In results of our study, there was a better PES in the IIP than in the DIP group, in contrast to another study49 where the authors used mPES for esthetic evaluation with excellent and acceptable results in the DIP group with regard to mPES, compared with the early implant placement protocol. However, they demonstrated fewer acceptable cases of delayed implant placement compared to immediate implant placement, due to facio-lingual and apico-coronal bone loss that occurred during the healing process in the delayed protocol.

At present, Patient-Reported Outcomes (PROs) are considered a basic measure for evaluation of therapeutic success and are widely used in clinical trials as a primary outcome measure.50 The current literature, however, demonstrates only a limited number of studies evaluating PROMS in the maxillary esthetic zone apart from objective evaluations of implant restoration. Hence, VAS was used for evaluation of pain and esthetic satisfaction of the patients.

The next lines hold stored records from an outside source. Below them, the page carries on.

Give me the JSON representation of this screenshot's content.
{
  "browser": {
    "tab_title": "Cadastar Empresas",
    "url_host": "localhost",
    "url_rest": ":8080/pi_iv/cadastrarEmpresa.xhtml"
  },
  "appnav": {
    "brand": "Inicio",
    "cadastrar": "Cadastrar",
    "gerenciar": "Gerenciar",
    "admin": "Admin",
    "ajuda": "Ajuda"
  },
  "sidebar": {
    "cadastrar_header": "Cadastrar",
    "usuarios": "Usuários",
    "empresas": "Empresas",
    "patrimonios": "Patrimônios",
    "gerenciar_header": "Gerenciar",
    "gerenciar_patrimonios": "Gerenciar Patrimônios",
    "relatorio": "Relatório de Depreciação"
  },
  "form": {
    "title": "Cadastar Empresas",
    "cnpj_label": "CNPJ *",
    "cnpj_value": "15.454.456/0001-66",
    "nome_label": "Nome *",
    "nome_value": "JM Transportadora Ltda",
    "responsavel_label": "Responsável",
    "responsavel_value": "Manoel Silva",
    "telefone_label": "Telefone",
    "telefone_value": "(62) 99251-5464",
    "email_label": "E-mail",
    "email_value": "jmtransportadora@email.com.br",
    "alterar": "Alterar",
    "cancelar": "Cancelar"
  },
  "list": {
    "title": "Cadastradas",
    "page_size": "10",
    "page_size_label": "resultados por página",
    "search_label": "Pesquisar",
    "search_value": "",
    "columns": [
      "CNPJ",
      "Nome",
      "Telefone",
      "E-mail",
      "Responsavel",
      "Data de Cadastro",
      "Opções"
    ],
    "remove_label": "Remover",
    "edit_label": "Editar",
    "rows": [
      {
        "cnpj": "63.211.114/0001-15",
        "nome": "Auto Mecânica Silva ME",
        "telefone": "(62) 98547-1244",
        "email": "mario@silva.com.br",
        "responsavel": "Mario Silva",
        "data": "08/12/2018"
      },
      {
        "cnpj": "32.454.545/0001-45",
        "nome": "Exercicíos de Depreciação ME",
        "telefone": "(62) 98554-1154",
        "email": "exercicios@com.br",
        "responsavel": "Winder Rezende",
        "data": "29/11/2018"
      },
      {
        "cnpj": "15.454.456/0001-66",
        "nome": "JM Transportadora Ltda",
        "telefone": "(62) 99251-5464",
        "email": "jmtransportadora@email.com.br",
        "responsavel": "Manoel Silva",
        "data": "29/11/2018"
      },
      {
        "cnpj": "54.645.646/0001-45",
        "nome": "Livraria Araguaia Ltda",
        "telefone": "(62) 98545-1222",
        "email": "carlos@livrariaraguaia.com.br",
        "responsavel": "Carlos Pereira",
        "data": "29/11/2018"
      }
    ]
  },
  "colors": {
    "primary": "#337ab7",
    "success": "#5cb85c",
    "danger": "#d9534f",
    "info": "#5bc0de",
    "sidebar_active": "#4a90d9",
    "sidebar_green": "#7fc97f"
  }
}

Although there was no statistically significant difference for pain and esthetic satisfaction within and between the groups, the trend showed clearly a better esthetic satisfaction in the SST group (84%) of the patients having scores of 9 and 10 compared to IIP group and DIP groups, which showed 64% and 52%, respectively, which could be due to lesser reductions in soft-tissue recession and buccal plate loss facilitated by the maintenance of periodontal ligament, resulting in the maintenance of keratinized tissue width facilitated by preservation of inserting dentogingival fibers.34,37

Conclusions

The SST group demonstrated minimal reduction in CBT and a superior PES at the end of 6 months compared to IIP and DIP groups. However, the present study had the following limitations: a reduced follow-up period of 6 months and the use of CBCT for evaluation of thin bone plates (<1 mm). However, to arrive at a definitive indication for the timing of implant placement in the esthetic maxillary region, future multi-centric studies with an extended follow-up period and evaluation of PROMS with more complete and validated questionnaires such as the OHIP–14 should be conducted.

Clinical Significance

The results of the present study clearly demonstrated the superiority of the socket shield technique compared to IIP and DIP as evidenced by reduced dimensional alterations in the hard and soft tissues in the SST group. This is clinically relevant information that could be employed in clinical scenarios where implants are to be placed in the esthetic maxillary zone.

Consent for Publication

We hereby transfer, assign, or otherwise convey all copyright ownership, including any and all rights incidental thereto, exclusively to this journal, in the event that such work is published by the journal.

Disclosure

The authors report no conflicts of interest in this work.